There was a sharp sense of potential relief, as if I was on the verge of being able to take off overly tight shoes which had been troubling me throughout the day, coupled with a dawning melancholy. While the prospect of unburdening was enticing it also appeared to me as a profound loss, in which something would be gone which I might never recover. As if once I’d taken those shoes off I could never put them back on, nor could I walk outside in them or explore terrain that I had once taken for granted.
If we lack joy in our writing then we will find machine writing particularly enticing, offering an immediate solution to our difficulties and enabling us to produce more in less time. The problem is that our joy will further recede if we rely upon machine writing in this way, depriving us of the difficulties through which we struggle to develop as authors. Furthermore, it will entrench the instrumentalism which collapses the horizon of that joy by making writing a matter of producing things to be counted rather than to be read.

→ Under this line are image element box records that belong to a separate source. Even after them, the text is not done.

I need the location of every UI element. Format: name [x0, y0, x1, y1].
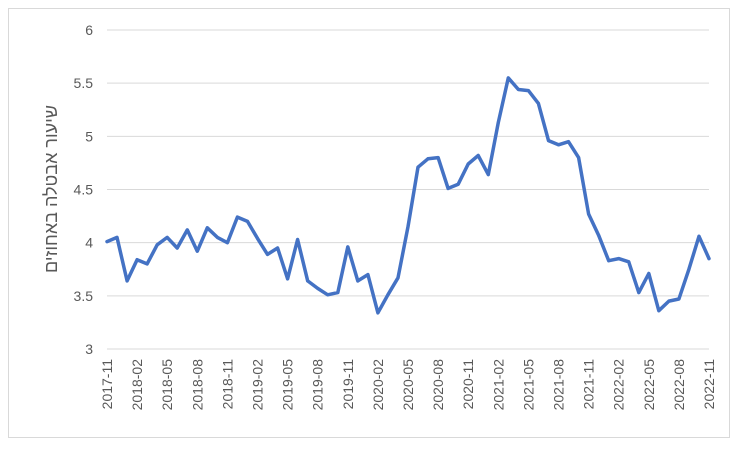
y-tick-label: 5 [85, 128, 93, 144]
data-point [476, 153, 480, 157]
data-point [567, 140, 571, 144]
data-point [587, 212, 591, 216]
data-point [687, 267, 691, 271]
line-chart: 3 3.5 4 4.5 5 5.5 6 2017-11 2018-02 2018-05 2018-… [41, 22, 717, 411]
data-point [557, 143, 560, 147]
data-point [306, 279, 310, 283]
data-point [466, 162, 470, 166]
data-point [677, 297, 681, 301]
x-tick-label: 2018-05 [159, 359, 175, 411]
data-point [647, 272, 651, 276]
data-point [426, 157, 430, 161]
x-tick-label: 2022-02 [611, 359, 627, 411]
data-point [496, 121, 500, 125]
y-axis-ticks: 3 3.5 4 4.5 5 5.5 6 [74, 22, 94, 357]
data-point [657, 309, 661, 313]
data-point [256, 236, 259, 240]
series-layer [105, 76, 711, 315]
data-point [125, 279, 129, 283]
x-tick-label: 2020-02 [370, 359, 386, 411]
data-point [195, 249, 199, 253]
data-point [697, 234, 701, 238]
x-tick-label: 2018-02 [129, 359, 145, 411]
data-point [406, 225, 410, 229]
data-point [546, 139, 550, 143]
y-axis-title: שיעור אבטלה באחוזים [41, 105, 61, 273]
x-tick-label: 2017-11 [99, 359, 115, 410]
data-point [617, 257, 621, 261]
data-point [286, 277, 290, 281]
gridlines [107, 29, 709, 350]
data-point [607, 259, 611, 263]
data-point [205, 226, 209, 230]
data-point [245, 219, 249, 223]
data-point [185, 228, 189, 232]
data-point [506, 76, 510, 80]
series-line [105, 76, 711, 315]
data-point [356, 279, 360, 283]
data-point [436, 156, 440, 160]
data-point [225, 241, 229, 245]
data-point [135, 258, 139, 262]
data-point [446, 186, 450, 190]
x-tick-label: 2020-11 [460, 359, 476, 410]
x-tick-label: 2020-08 [430, 359, 446, 411]
data-point [637, 291, 641, 295]
y-tick-label: 3.5 [74, 288, 94, 304]
data-point [336, 291, 340, 295]
chart-frame: 3 3.5 4 4.5 5 5.5 6 2017-11 2018-02 2018-05 2018-… [8, 8, 730, 438]
x-tick-label: 2019-02 [250, 359, 266, 411]
x-tick-label: 2019-08 [310, 359, 326, 411]
data-point [597, 233, 601, 237]
x-tick-label: 2018-11 [219, 359, 235, 410]
data-point [215, 235, 219, 239]
data-point [235, 215, 239, 219]
x-tick-label: 2020-05 [400, 359, 416, 411]
x-tick-label: 2021-08 [551, 359, 567, 411]
x-tick-label: 2022-08 [671, 359, 687, 411]
y-tick-label: 3 [85, 341, 93, 357]
x-tick-label: 2022-05 [641, 359, 657, 411]
data-point [316, 286, 320, 290]
y-tick-label: 4.5 [74, 182, 94, 198]
y-tick-label: 5.5 [74, 75, 94, 91]
y-tick-label: 4 [85, 235, 93, 251]
data-point [667, 299, 671, 303]
data-point [296, 237, 300, 241]
data-point [155, 243, 159, 247]
data-point [486, 173, 490, 177]
data-point [396, 276, 400, 280]
x-tick-label: 2019-11 [340, 359, 356, 410]
data-point [366, 273, 370, 277]
x-tick-label: 2021-11 [581, 359, 597, 410]
data-point [526, 89, 530, 93]
data-point [145, 262, 149, 266]
x-tick-label: 2018-08 [189, 359, 205, 411]
data-point [577, 156, 581, 160]
data-point [165, 235, 169, 239]
data-point [115, 235, 119, 239]
data-point [376, 311, 380, 315]
x-tick-label: 2021-02 [490, 359, 506, 411]
data-point [386, 293, 390, 297]
data-point [326, 293, 330, 297]
data-point [416, 165, 420, 169]
data-point [456, 182, 460, 186]
data-point [346, 245, 350, 249]
data-point [536, 101, 540, 105]
data-point [516, 88, 520, 92]
x-axis-ticks: 2017-11 2018-02 2018-05 2018-08 2018-11 2019-… [99, 359, 717, 411]
x-tick-label: 2019-05 [280, 359, 296, 411]
x-tick-label: 2022-11 [701, 359, 717, 410]
y-tick-label: 6 [85, 22, 93, 38]
data-point [627, 260, 631, 264]
data-point [175, 246, 179, 250]
data-point [105, 240, 109, 244]
x-tick-label: 2021-05 [520, 359, 536, 411]
data-point [266, 252, 270, 256]
data-point [276, 246, 280, 250]
data-point [707, 257, 711, 261]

This experience has convinced me that we stand at a crossroads. The path of least resistance, using AI to circumvent the struggle of writing, may seem appealing, but leads to a diminished relationship with our own ideas. The harder path, engaging with AI as a partner while maintaining our commitment to the difficult joy of writing, offers something richer: a way to preserve what’s valuable about academic writing while embracing new possibilities. The eeriness I felt when seeing my voice reflected back at me now serves as a useful warning: when we outsource too much of ourselves to the machine, something essential threatens to disappear.